DX53
Assessing the Incidence of Lymphopenia with the Use of Dimethyl Fumarate in Multiple Sclerosis

Thursday, June 2, 2016
Exhibit Hall
Demetrios Konstas, MD , Neurology, University of South Florida, Tampa, FL
Natalie K Moreo, MD , Neurology, University of South Florida, Tampa, FL
Chetan P Gandhy, MD , Neurology, University of South Florida, Tampa, FL
Doris Deng, MSII , University of South Florida College of Medicine, Tampa, FL
Michelle Lyman, MSII , University of South Florida College of Medicine, Tampa, FL
Robert Soares, BS , Neurology, University of South Florida, Tampa, FL
Derrick S Robertson, MD , Neurology, University of South Florida, Tampa, FL
Derrick Robertson, MD , Neurology, University of South Florida, Tampa, FL
PDF


Background: Dimethyl fumarate (DMF) is an oral medication approved for the treatment of relapsing Multiple Sclerosis (MS). In pivotal MS studies involving DMF, there was a mean decrease of approximately 30% in absolute lymphocyte count (ALC). Additionally, approximately 5% of patients in these studies developed grade 3 lymphopenia (ALC<500).
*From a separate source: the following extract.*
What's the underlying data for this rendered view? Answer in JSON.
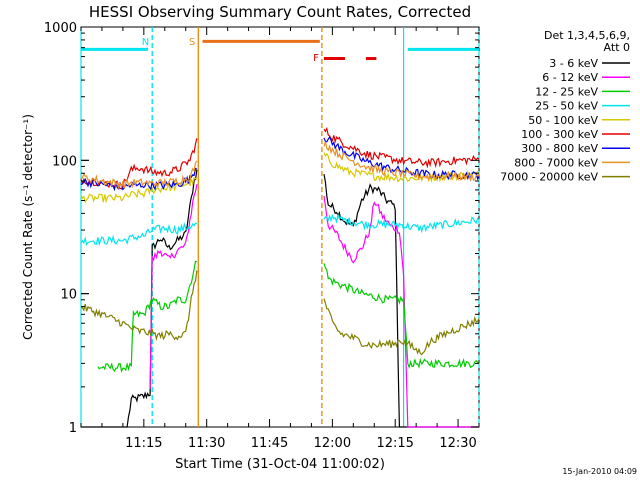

It has been postulated that the nuclear factor erythroid 2-related factor 2 (Nrf2) pathway may be implicated in DMF-associated lymphopenia, yet the clinical significance of this is yet to be established.

Objectives: The aim of our study was to assess the incidence of lymphopenia among MS patients taking DMF under routine care and to stratify rates according to grades of severity in order to glean insight for clinical application.

Methods: A retrospective chart review was conducted on all patients seen in our MS clinic who were prescribed DMF between March 2013 and March 2015 under routine clinical care.  Those who began treatment and had available pre- and post-dosing complete blood counts (CBC) that included levels of ALC were included in analysis. Patients were excluded if their pre-CBCs occurred more than 6 months prior to starting DMF. In this study, lymphopenia was classified by severity into grade I (ALC 800-1000), grade II (ALC 500-799), and grade III (ALC <500).

Results: A total of 311 patients were prescribed DMF. Of these, 210 met criteria for inclusion. The average pre-CBC ALC was 2203. This included 7 patients who started DMF with pre-existing grade I, II, or III lymphopenia. The average post-CBC was 1508. This included patients who had discontinued DMF. Therefore, on average there was a decrease in ALC by 31.5% from pre-CBC to any post-CBC. There were 71 patients (33.8%) who experienced lymphopenia of any grade after starting DMF. Grade I lymphopenia occurred in 49 (23.3%); grade II lymphopenia occurred in 33 (15.7%); and grade III lymphopenia occurred in 10 patients (4.8%).

Conclusions: Results from our study are consistent with previously published data. However, studies are scarce, and there remains limited understanding of the mechanism by which DMF-related lymphopenia occurs and its role in clinical sequelae, such as infection. There is a growing understanding of DMF’s action on haematopoietic stem cell (HSC) function which may help elucidate this role: by up-regulating Nrf2, DMF may affect the cyclin D-dependent pathway in cell-cycle regulation and disrupt the balance between HSC quiescence and self-renewal, potentially impacting ALC. However, further studies are needed to investigate this, as well as to assess the incidence of lymphopenia with DMF use and its clinical implications in patients with MS.